—Yamina! clamait-il, Yamina et ma douce Meryem!

Et il allait de l'une à l'autre, pris de folie. Puis, soudain, poussant un cri terrible et tournant sur lui-même, il tomba la face contre terre.

—Qu'on l'emporte, ordonna froidement le caïd. Ce qui est écrit est écrit. Les uns agissent d'une façon, les autres d'une autre. Dieu seul connaît la vraie voie. La malédiction était sur leurs têtes. Nous ne sommes que de la poterie, et le potier fait de nous ce qui lui plaît. Qui sait ce que nous réserve le destin. Ecoutez, hommes! Vous traverserez le gué et le déposerez de l'autre côté de la rivière entre les corps de ses filles, et demain les Ouchtatas, les Ouarghas, les Bon-Ghanem et tous les Chaouias de la plaine iront se répéter de douars en douars et de marchés en marchés, qu'il n'y a rien de bon à gagner en volant les chevaux des Beni-Rahan.

VI

LA NOCE DE LA PETITE ZAIRAH

I

Depuis six mois, chaque vendredi, je la voyais arriver, trottinant derrière la mule de son père, parfois seule, mais le plus souvent une vieille à ses côtés. Elle était toute petite—douze ans à peine—mais si frêle et si mignonne qu'elle en paraissait deux de moins. Enfant de la vieillesse de Baba Aaroun, sa mère à quatorze ans était morte en couches; aussi le vieillard la chérissait bien qu'elle ne fût qu'une fille, et lorsqu'elle sentait plier ses jambes ou que ses pieds se meurtrissaient aux pierres du chemin, il la prenait devant lui sur le berda de sa mule, comme il eût fait d'un fils. Mais il la déposait doucement à terre avant d'entrer à Djigelly.

C'est alors que nous la voyions passer, insoucieuse et gaie fillette, devant le bordj des spahis.
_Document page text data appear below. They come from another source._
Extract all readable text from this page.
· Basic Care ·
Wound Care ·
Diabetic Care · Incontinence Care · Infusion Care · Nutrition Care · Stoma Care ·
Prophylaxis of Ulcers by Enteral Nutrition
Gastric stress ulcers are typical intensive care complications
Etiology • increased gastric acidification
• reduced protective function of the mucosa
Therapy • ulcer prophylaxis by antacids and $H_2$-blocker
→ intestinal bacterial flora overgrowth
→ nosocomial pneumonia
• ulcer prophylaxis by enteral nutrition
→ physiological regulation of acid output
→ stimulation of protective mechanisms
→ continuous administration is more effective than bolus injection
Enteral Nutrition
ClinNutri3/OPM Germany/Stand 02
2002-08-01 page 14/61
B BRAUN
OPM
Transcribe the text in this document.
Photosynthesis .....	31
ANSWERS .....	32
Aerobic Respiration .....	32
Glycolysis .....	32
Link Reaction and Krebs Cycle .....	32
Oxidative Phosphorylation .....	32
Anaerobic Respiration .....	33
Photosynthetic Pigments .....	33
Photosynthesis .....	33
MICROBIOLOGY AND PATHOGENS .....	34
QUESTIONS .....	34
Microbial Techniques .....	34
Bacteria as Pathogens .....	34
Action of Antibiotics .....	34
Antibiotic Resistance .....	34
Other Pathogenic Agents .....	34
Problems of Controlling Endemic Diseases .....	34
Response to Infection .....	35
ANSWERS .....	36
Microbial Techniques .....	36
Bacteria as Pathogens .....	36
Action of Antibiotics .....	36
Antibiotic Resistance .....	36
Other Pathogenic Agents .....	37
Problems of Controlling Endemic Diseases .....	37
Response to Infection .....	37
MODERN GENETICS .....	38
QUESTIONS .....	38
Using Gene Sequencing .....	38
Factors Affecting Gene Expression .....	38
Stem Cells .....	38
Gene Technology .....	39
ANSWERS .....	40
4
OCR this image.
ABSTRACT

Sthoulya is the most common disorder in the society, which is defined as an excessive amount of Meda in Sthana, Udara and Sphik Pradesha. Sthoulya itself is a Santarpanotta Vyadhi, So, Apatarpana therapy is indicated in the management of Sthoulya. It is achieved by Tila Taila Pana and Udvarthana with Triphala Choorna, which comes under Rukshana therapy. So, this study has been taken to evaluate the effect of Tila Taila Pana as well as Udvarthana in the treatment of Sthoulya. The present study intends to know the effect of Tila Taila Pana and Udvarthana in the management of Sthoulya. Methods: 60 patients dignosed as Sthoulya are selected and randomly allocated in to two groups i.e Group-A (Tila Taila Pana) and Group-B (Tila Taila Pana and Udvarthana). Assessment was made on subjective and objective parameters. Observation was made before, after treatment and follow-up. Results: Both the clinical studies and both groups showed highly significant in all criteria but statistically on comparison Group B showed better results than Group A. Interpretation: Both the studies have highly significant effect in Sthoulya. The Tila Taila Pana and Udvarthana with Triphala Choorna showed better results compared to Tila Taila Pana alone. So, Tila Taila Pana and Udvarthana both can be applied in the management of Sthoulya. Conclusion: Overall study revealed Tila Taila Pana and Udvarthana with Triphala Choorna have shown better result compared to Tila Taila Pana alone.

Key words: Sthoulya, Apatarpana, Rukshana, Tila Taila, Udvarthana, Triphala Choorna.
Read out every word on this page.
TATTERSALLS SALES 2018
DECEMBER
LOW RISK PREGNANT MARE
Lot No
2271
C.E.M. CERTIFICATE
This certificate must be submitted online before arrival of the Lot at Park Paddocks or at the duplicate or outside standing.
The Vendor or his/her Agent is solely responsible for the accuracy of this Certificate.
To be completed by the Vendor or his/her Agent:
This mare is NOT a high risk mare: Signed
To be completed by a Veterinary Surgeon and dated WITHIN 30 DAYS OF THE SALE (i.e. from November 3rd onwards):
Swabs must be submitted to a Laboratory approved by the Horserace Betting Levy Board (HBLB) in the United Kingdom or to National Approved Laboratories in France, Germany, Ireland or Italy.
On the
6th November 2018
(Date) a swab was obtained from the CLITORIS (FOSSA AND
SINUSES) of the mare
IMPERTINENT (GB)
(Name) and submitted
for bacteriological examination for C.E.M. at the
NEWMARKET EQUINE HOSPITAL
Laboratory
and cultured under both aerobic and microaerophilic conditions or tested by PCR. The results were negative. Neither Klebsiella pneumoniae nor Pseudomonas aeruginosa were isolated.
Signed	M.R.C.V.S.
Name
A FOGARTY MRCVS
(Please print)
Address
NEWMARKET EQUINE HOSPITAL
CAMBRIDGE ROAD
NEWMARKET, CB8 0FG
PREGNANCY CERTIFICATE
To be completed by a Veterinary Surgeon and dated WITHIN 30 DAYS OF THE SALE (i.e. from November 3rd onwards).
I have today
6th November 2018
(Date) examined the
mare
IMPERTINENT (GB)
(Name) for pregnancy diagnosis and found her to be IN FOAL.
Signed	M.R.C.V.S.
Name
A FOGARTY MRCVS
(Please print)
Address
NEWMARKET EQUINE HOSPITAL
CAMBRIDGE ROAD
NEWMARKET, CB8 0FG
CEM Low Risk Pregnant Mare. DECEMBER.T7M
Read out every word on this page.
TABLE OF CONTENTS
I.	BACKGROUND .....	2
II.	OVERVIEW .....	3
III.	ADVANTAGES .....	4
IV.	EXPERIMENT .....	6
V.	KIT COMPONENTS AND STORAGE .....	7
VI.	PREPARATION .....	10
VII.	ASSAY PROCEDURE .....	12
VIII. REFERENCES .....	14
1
Mais bientôt, comme les soeurs dont parle le Lévitique, elle grandit tout à coup. Sa taille se forma, ses flancs se dessinèrent; d'harmonieux et doux globes soulevèrent sa gandoura de coton; le bouton se faisait fleur. Et timide et rougissante devint la fillette, et en même temps si jolie que, pendant des semaines, Arabes et Berbères venaient s'asseoir devant la porte au coin du bastion, à l'heure où le marché s'ouvre pour voir passer cette merveille des Ouled-Aïdoun.

Et ils allaient rôder autour de l'étalage de Baba Aaroun, lui achetant des pastèques et des figues pour admirer de près la blonde Kabyle qui reflétait dans ses grands yeux étonnés toutes les nuances de la mer et du ciel.